John Ray Dunning was an American physicist, who recorded a historic measurement of energy released from the fission of natural uranium. He played key role in the Manhattan Project to build the atomic bomb.
Background
John Ray Dunning was born on September 24, 1907, in Shelby, Nebraska. He was the son of Josephine Thelen and Albert Chester Dunning, a grain merchant and amateur radio engineer. Encouraged by his family to enter the ministry or the law, Dunning was more interested in scientific endeavors and built his first radio set, reportedly the first in his part of the country, when he was twelve years old.
Education
In 1925, Dunning graduated from Shelby High School and enrolled in Nebraska Wesleyan University, where he received a B. A. degree with highest honors in 1929. From 1929 to 1933, Dunning was a graduate student in physics at Columbia University.
Career
Dunning's entire academic career was spent at Columbia University, where he was appointed to the physics faculty as an instructor in 1933. His principal subject of research was the neutron. His collaboration with George B. Pegram produced twenty-four papers on neutrons between 1933 and 1936 and formed the basis for his Ph. D. dissertation (1935) on the emission and scattering of neutrons.
In 1935, he was promoted to assistant professor, and in the 1935-1936 academic year was granted a Cutting Traveling Fellowship, which gave him the opportunity to meet many of the great nuclear physicists of his time, including Enrico Fermi in Rome, Ernest Rutherford and James Chadwick at Cambridge, Werner Heisenberg at the University of Leipzig, and Niels Bohr at the University of Copenhagen.

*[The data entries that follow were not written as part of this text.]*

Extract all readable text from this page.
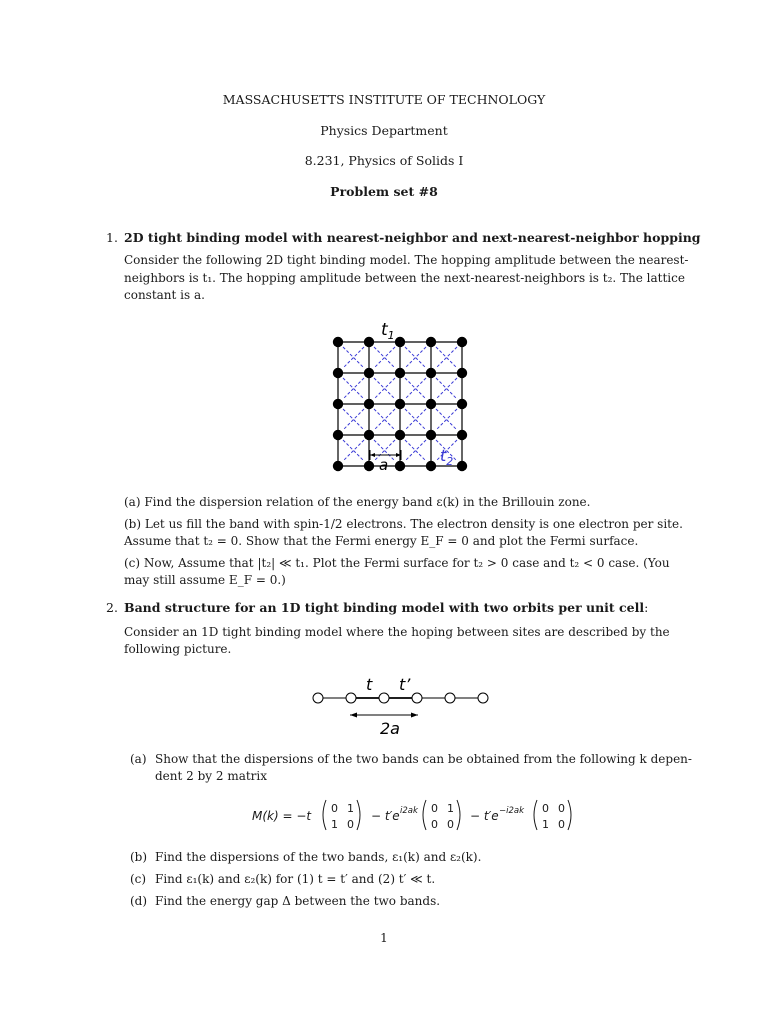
MASSACHUSETTS INSTITUTE OF TECHNOLOGY
Physics Department
8.231, Physics of Solids I
Problem set #8
1. 2D tight binding model with nearest-neighbor and next-nearest-neighbor hopping
Consider the following 2D tight binding model. The hopping amplitude between the nearest-
neighbors is t₁. The hopping amplitude between the next-nearest-neighbors is t₂. The lattice
constant is a.
$t_1$
a	$t_2$
(a) Find the dispersion relation of the energy band ε(k) in the Brillouin zone.
(b) Let us fill the band with spin-1/2 electrons. The electron density is one electron per site.
Assume that t₂ = 0. Show that the Fermi energy E_F = 0 and plot the Fermi surface.
(c) Now, Assume that |t₂| ≪ t₁. Plot the Fermi surface for t₂ > 0 case and t₂ < 0 case. (You
may still assume E_F = 0.)
2. Band structure for an 1D tight binding model with two orbits per unit cell:
Consider an 1D tight binding model where the hoping between sites are described by the
following picture.
t t’
2a
(a) Show that the dispersions of the two bands can be obtained from the following k depen-
dent 2 by 2 matrix
M(k) = −t
0 1
1 0
− t′e i2ak 0 1
0 0
− t′e −i2ak 0 0
1 0
(b) Find the dispersions of the two bands, ε₁(k) and ε₂(k).
(c) Find ε₁(k) and ε₂(k) for (1) t = t′ and (2) t′ ≪ t.
(d) Find the energy gap Δ between the two bands.
1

Upon his return to Columbia, Dunning brought his considerable talents, energy, and enthusiasm to developing a leading laboratory for neutron research. He had followed the development of the cyclotron at Berkeley and was determined, despite a lack of government funding, to build a cyclotron at Columbia. Foundation and industry gifts helped Dunning and his colleagues establish, in the basement of Pupin, Columbia University's first cyclotron, which is now part of the permanent collection of the Smithsonian Institution.
In 1938, Dunning was promoted to associate professor of physics. At this time startling developments were being announced from the laboratories of Enrico Fermi, who first fired neutron bullets into uranium, and Otto Hahn, who announced that uranium, when bombarded by neutrons, splits into elements weighing about half as much, implying the release of large amounts of energy.
Dunning was working with his colleague and long-time collaborator, Eugene T. Booth, when on the evening of January 25, 1939, he recorded a historic measurement of energy released from the fission of natural uranium, a moment of great importance. It was engagingly reported in the New Yorker (August 19, 1945) and more formally in "The Fission of Uranium" (Physical Review, March 1, 1939).
Dunning initiated and directed the original experiments at Columbia on the separation of uranium 235 from other isotopes by the gaseous diffusion method. During the Manhattan Project to build the atomic bomb, Dunning was the director of research for Division I SAM (Substitute Alloy Materials) Laboratories, the code name for the nuclear laboratory at Columbia University where the development of the gaseous diffusion process was carried out. After World War II, Dunning served as scientific director for the construction of the 385 MEV synchrocyclotron at the Nevis Laboratories, a joint project of the Atomic Energy Commission, the Office of Naval Research, and Columbia University, located at Irvington-on-the-Hudson, New York.
Dunning was promoted to full professor in 1946 and was appointed Thayer Lindsley professor of applied science. From 1950 to 1969, he served as dean of the School of Engineering and Applied Science at Columbia. Throughout his career he remained committed to informing and educating not only his colleagues and students, but the general public as well, about the nature and challenges of atomic energy. In 1941, he published, with Hugh Campbell Paxton, Matter, Energy, and Radiation. He delivered the Sigma Xi National Lectures in 1948: "The Future of Atomic Energy" and "Atomic Structure and Energy. " These lectures were published in American Scientist (October 1949 and December 1950). He retired to Florida in 1969 and died in Key Biscayne.